Is there a notation for summing a non-variable set of exponents

Question

Given a static (not variable) range of integers, such as One Through Five, I have this equation.

$b^1$ + $b^2$ + $b^3$ + $b^4$ + $b^5$

Is there a shorter way to write that, knowing that this is not a variable set of exponents, but only with this static range?

Also, without using Sigma if possible, as I can see where n is from 1 to 5, but trying to avoid that.

Also, without using functions f(), if possible.

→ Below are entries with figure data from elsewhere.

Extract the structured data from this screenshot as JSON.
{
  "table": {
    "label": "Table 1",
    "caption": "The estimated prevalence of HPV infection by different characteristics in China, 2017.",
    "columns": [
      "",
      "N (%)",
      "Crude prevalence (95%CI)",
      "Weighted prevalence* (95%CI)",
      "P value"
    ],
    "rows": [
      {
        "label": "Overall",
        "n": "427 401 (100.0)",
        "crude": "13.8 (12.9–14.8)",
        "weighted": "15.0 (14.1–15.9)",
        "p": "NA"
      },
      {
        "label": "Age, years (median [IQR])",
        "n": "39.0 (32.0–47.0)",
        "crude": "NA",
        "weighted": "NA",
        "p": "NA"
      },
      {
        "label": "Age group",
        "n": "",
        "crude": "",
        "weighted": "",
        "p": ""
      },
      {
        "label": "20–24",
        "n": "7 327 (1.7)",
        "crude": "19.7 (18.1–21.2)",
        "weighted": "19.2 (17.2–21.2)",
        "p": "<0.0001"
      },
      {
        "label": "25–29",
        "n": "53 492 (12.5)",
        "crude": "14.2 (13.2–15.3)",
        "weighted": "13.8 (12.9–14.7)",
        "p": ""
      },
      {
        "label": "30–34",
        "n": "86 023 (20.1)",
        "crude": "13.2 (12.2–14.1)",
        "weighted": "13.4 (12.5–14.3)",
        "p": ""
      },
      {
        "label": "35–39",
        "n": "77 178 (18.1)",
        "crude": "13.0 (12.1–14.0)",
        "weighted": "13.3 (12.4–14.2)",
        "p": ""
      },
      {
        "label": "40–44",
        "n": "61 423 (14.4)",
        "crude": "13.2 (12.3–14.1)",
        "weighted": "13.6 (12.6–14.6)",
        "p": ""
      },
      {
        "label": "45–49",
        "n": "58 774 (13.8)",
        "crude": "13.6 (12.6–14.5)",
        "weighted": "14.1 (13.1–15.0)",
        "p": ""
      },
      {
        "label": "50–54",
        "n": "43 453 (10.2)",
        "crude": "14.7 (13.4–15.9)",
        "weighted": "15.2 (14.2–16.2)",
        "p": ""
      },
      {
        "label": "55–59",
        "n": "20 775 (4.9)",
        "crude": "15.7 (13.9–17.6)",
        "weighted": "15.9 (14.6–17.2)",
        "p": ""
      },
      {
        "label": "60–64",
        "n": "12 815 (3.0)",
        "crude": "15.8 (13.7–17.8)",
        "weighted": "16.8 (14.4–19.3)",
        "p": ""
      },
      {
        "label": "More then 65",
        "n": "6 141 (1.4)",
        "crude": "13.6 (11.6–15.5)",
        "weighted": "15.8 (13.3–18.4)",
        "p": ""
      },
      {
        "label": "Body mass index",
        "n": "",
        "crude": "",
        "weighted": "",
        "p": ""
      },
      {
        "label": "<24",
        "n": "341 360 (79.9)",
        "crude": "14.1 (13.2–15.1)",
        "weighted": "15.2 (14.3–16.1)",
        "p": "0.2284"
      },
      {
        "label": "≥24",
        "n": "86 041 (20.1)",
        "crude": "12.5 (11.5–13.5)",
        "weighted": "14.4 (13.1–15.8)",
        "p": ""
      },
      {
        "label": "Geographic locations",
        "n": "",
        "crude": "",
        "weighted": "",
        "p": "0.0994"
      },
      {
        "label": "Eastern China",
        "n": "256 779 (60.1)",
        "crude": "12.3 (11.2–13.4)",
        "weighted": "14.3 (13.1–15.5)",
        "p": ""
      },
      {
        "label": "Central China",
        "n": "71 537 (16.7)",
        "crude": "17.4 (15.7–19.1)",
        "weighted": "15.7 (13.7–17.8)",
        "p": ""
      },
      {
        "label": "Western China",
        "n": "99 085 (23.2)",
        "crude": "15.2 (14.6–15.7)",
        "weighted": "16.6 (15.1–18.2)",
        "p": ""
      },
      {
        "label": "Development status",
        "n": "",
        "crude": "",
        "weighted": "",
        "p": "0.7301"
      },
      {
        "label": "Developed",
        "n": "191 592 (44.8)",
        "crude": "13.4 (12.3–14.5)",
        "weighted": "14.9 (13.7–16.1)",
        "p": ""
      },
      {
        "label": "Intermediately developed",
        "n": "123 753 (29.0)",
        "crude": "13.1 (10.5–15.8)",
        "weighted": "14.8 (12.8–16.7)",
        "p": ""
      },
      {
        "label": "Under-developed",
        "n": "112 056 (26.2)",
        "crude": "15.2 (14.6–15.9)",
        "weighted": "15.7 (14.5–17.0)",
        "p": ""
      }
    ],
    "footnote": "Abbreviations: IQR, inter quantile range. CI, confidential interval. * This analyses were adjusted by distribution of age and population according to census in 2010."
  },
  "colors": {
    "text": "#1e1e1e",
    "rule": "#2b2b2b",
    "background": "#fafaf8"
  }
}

I'm imagining something, though this is probably wrong, like $3^{5!}$, or $3^{1 to 5}$ though that notation doesn't really exist I believe.

Answer 1

If it's clear from context what the exponents vary over, then you can write $b^1 + \dots + b^5,$ although usually one would write this as $b^1 + b^2 + \dots + b^5.$ However, if you're only going from $1$ to $5$ (or ranging over even fewer many integers), then it doesn't seem worth writing anything more abbreviated than $b^ 1 + b^2 + b^3 + b^4 + b^5.$ The two versions I gave using "$\dots$" are more useful when the integers range over a larger set.

For examples, see the use of "$\dots$" at Sum of the form $r+r^2+r^4+\dots+r^{2^k} = \sum_{i=1}^k r^{2^i}$, which I happened to think of because I recently cited this in a Mathematics Stack Exchange comment for another question.